The work, titled A Case Study of Transference, was “about the love affair between two cultures”, Xu told The Independent newspaper in 1997. It was also about the shifting meanings of language in action, the mutual dependencies fostered by cultural geopolitics, and—ahem—the intercourse of ideas.
But any readings of the work were recently shut down. Scheduled for inclusion in one the largest ever exhibitions of contemporary art from China to be staged in America, “Art and China After 1989: Theater of the World” at the Guggenheim (until 7 January), the video was removed from display, along with two other works featuring animals, after “persistent threats of violence” were leveled at the museum by animal rights groups.

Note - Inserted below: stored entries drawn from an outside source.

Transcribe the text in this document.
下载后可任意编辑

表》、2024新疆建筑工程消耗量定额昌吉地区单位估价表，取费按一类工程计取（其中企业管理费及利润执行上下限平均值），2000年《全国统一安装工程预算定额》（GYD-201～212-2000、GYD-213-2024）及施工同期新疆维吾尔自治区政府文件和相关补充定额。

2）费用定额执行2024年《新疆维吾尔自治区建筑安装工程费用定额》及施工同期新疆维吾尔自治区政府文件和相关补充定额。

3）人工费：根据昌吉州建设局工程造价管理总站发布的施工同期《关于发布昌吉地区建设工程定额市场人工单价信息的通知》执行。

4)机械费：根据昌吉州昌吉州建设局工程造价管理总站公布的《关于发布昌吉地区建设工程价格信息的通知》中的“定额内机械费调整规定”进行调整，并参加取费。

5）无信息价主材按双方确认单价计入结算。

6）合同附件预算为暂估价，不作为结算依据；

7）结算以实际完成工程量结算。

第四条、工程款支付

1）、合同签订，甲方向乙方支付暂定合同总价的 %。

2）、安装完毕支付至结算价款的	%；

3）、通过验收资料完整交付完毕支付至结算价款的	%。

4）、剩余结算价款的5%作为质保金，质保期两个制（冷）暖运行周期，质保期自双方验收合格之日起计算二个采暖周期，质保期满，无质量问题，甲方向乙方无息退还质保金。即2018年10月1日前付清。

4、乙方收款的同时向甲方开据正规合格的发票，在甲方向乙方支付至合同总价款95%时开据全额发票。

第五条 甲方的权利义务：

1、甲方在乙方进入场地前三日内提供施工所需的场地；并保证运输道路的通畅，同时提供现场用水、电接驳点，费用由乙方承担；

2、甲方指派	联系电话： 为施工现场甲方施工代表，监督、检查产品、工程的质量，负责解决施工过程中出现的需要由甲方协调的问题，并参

The Guggenheim chose to represent the work (which is easily available on YouTube) with a blank monitor and a wall label which reads: “Due to explicit and repeated threats of violence in reaction to the incorporation of live animals in the creation of this work, the Guggenheim is not presenting it as originally planned. Freedom of expression has always been and will remain a central value of the Guggenheim, but so is the physical safety of its visitors and staff. We deeply regret that, in this case, those values were in irreconcilable conflict.”
The voluntary censorship of work after protests from insistent and aggressive pressure groups is a recent, if alarming, trend among America’s museums. In this instance, Xu’s video about the slipperiness of language proves especially enlightening, particularly when forced to fade to black.